Ovviamente non si può parlare di linguaggio vero e proprio, ma possiamo certamente far riferimento ad una sorta di pseudo-linguaggio che rappresenta l’originalissimo modo del bambino di interagire e comunicare con il mondo esterno. Tuttavia, è importante cercare di analizzare la fase dello sviluppo linguistico-comunicativo in cui il linguaggio non è ancora presente, e il bambino per esprimere le sue intenzioni e per affermare la sua persona si avvale dei gesti. Nella fase neonatale del bambino, il primo segnalatore che quest’ultimo utilizza con i genitori e con chi gli sta intorno è il pianto. Il pianto può esprimere sia una situazione di malessere e di bisogno, che una richiesta egocentrica di attenzione fino alla manifestazioni tipiche degli spasmi affettivi. Per questo è inevitabile che la madre, dopo le prime settimane di vita del bambino, impari a distinguere i vari tipi di pianto e a comportarsi in maniera differente a seconda del bisogno che il piccolo vuole esprimere attraverso la sua embrionale forma di comunicazione.
Successivamente, una volta acquisita una maggiore padronanza del proprio corpo e una volta affinare le sue capacità espressive, il bambino è in grado di comunicare in modo molto efficiente le proprie intenzioni e i propri bisogni. A 4 mesi, infatti, l’infante tende le braccia per essere sollevato dai genitori e si spinge per raggiungere l’oggetto desiderato.
Verso i 10-12 mesi, nello sviluppo linguistico-comunicativo del bambino, compare il linguaggio propriamente detto, che coinvolge diversi fattori, come le basi anatomo-funzionali e cioè tutte quelle strutture anatomiche coinvolte nel linguaggio; le componenti linguistiche, che includono la fonologia, la morfologia e la sintassi; e infine le tappe di sviluppo del linguaggio. L’analisi di queste ultime risultano essere molto importanti per comprendere lo sviluppo linguistico del bambino. Infatti, c’è da sottolineare innanzitutto che il vocabolario dei fanciulli, soprattutto nelle prime fasi evolutive è molto limitato e comprende un numero ridotto di parole. È solo con lo sviluppo degli apparati fonetici e con l’interazione con il gruppo sociale di appartenenza che il bambino assimila nuove parole, arricchendo il suo bagaglio linguistico.
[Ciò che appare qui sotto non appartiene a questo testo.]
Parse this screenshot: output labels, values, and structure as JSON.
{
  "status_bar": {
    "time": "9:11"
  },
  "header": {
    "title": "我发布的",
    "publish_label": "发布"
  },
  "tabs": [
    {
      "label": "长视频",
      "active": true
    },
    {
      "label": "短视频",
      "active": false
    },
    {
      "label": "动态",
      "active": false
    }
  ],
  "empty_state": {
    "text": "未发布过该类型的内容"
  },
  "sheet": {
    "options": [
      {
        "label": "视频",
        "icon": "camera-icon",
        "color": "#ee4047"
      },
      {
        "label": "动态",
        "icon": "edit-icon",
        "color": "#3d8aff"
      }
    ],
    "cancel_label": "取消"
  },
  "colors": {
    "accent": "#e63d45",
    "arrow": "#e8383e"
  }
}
Fino a 15-16 mesi, infatti, il vocabolario del bambino è piuttosto povero e comprende non più di 10 parole. È solo all’età di 24 mesi che il bambino è in grado di padroneggiare un numero elevato di parole, che si aggira intorno ai 300 vocaboli. Quanto alla combinazione delle parole assimilate, quest’ultima viene sviluppate in fasi successive e viene impreziosita anche dalla capacità del fanciullo di variare l’utilizzo dei termini acquisiti, in modo da generare pseudo frasi con significati specifici.
Verso i 18-24 mesi il bambino sviluppa la capacità di formulare delle vere e proprie frasi. Le produzioni verbali in cui il fanciullo si impegna in questa fase dello sviluppo linguistico, acquistano un carattere telegrafico. Infatti, il bambino non è ancora giunto ad una maturazione comunicativa tale da utilizzare congiunzioni e verbi e quindi si limita a pronunciare delle frasi semplici, in cui le parole si susseguono senza legami. Già in età prescolare la situazione cambia. Infatti, il fanciullo, nell’esprimersi si impegna nell’utilizzo dei plurali, gli ausiliari e le proposizioni.
Ma è solo in età scolare che il bambino si distingue per la sua capacità di trasformare una frase in diverse forme, tra cui quella interrogativa, negativa ed interrogativa. Per quanto riguarda lo sviluppo linguistico- comunicativo, diversi sono stati gli approcci con cui gli studiosi hanno cercato di spiegare come l’abilità dei bambini di esprimersi si perfeziona nel tempo. Chomsky ad esempio, a differenza di coloro che sostenevano che il linguaggio si sviluppava grazie alle influenze ambientali, era fermamente convinto che il linguaggio non fosse oggetto di apprendimento, ma che facesse parte del processo di maturazione come patrimonio innato. Grazie poi all’interazione con l’ambiente poi, questo meccanismo innato, da primitivo tende ad affinarsi sempre di più fino a diventare perfetto. In ogni caso, è sempre utile per i genitori e per i formatori impegnarsi a cercare di comprendere i processi che sottendono la capacità dei bambini di compiere determinati gesti e determinate azioni, che all’apparenza possono apparire piuttosto casuali e automatiche, ma che in realtà implicano una serie di funzioni importantissime che meritano di essere analizzate.
È certo che dopo aver letto quest’articolo presterete molta più attenzione anche alle più semplici azioni quotidiane dei vostri piccoli, cercando di assimilare e di comprendere il più possibile i meccanismi che le regolano.